Je lis régulièrement le forum, mais écrit rarement (beaucoup trop occupé pendant longtemps). Mais je voulais vous faire part de mon expérience, relativement négative. Je ne suis pas encore trop dans la m..., malgré une situation qui est loin de ce que j'espérais (je suis idiot mais combattif), donc c'est plutôt pour information.

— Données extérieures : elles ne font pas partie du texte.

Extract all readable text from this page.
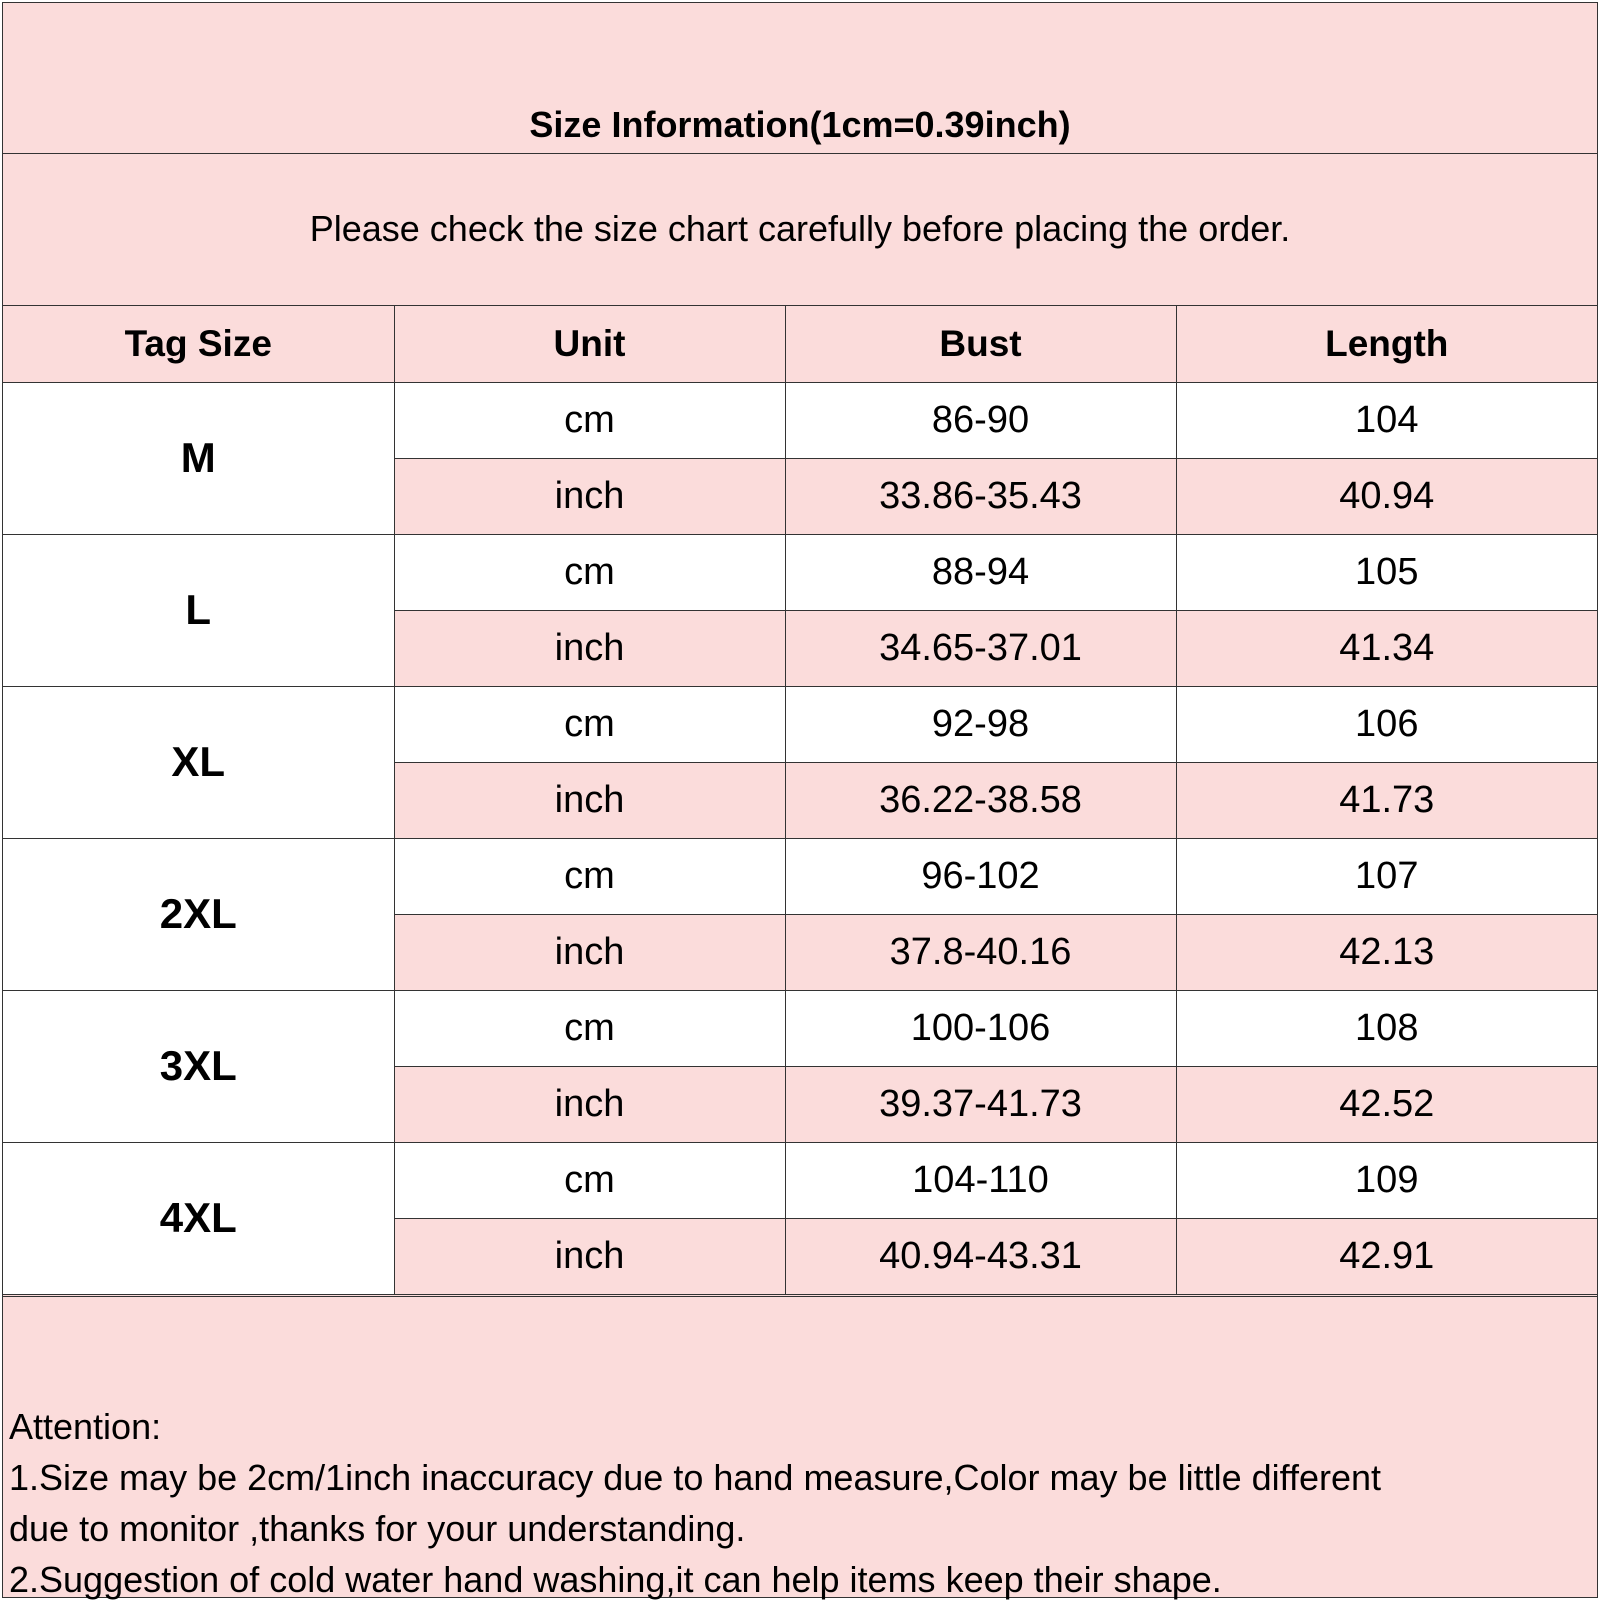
Size Information(1cm=0.39inch)
Please check the size chart carefully before placing the order.
Tag Size	Unit	Bust	Length
M	cm	86-90	104
	inch	33.86-35.43	40.94
L	cm	88-94	105
	inch	34.65-37.01	41.34
XL	cm	92-98	106
	inch	36.22-38.58	41.73
2XL	cm	96-102	107
	inch	37.8-40.16	42.13
3XL	cm	100-106	108
	inch	39.37-41.73	42.52
4XL	cm	104-110	109
	inch	40.94-43.31	42.91
Attention:
1.Size may be 2cm/1inch inaccuracy due to hand measure,Color may be little different
due to monitor ,thanks for your understanding.
2.Suggestion of cold water hand washing,it can help items keep their shape.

Après 3 ans et demi sur Gotland, et avoir terminé mon contrat à l'université (et avoir vérifié que les promesses de CDI faites pendant tout ce temps n'étaient bien que des promesses
Bon je pense que c'est aussi lié à l'isolement de Gotland (vu que beaucoup de suédois du continent ont aussi été victimes de l'Université), mais en terme de copinage et de tricherie, je n'ai jamais vu pire en France (pourtant ce n'est pas génial non plus, et refus de voir certaines réalités en face). Mais c'est aussi lié à certains aspects du pays (décisions en comité par exemple). Quand je vois maintenant (en cherchant du travail, mais mes années ici ont eu un impact négatif sur ma carrière scientifique (ni temps ni support pour pouvoir y travailler)) les postes équivalents à ce que j'étais supposé faire ici, je suis éc½uré.
Vous pouvez découvrir plus de commentaires acides (mais malheureusement justifiés) sur mon blog: http://www.thegiantball.com/~blog avec aussi des magnifiques photos (quand même
Pour faire suite à ce long descriptif, et justifier ce post, je crois que les petites "högskolans" sont des relatifs échecs, et pas seulement sur Gotland. Et il est très dangereux d'y travailler pour un étranger (bon, je crois qu'HGO est extrême quand même) ou pour un suédois hors-relations (vérifié avec d'autres personnes ici): la politique de financement de l'état pousse les Universités a trouver des fonds externes, comme les gros projets européens (plein d'argents). Les plus petites universités n'ont pas la compétence sur place (suite à l'emploi malheureux de personnes du voisinage sans rapport aux compétences, favorisé par les décisions en comité, quand le comité est un groupe de copains) et embauchent de l'extérieur. Un peu de langue de bois pour conserver le poisson, puis à la poubelle quand le projet (et l'argent) est fini. Et sans rien y voir de mal
Bon la dérive sur projets européens/nationaux est une chose répandue, mais pas toujours à ce point.
Bref, si vous avez fini votre thèse, et trouvez un joli poste de responsable/ingénieur/chercheur pour un projet européen en Suède, vérifiez l'activité réelle de l'université avant. Ça pourrait bien être un piège. Là où j'étais il y a peu de risques maintenant, car ils ont réussi à désintégrer la recherche du département en un peu plus d'une année. Il ne peuvent actuellement plus lancer aucun projet (ni encadrer de thésard ni accueillir d'étudiants au niveau Master).
Et attention pour tous sur Gotland. Il est très difficile d'y trouver un travail, surtout sans relation.
Sinon, je suis à la recherche d'emploi
Bravo si vous avez lu jusque là !!!
Alain
PS. : C'est surtout une critique du système suédois, pas des suédois (heureusement beaucoup nous ont pas mal aidés). En fait beaucoup d'étrangers travaillent à l'université, de façon très opportuniste (en offrant certains cours d'un niveau collège). C'est un problème de dérive des högskolans.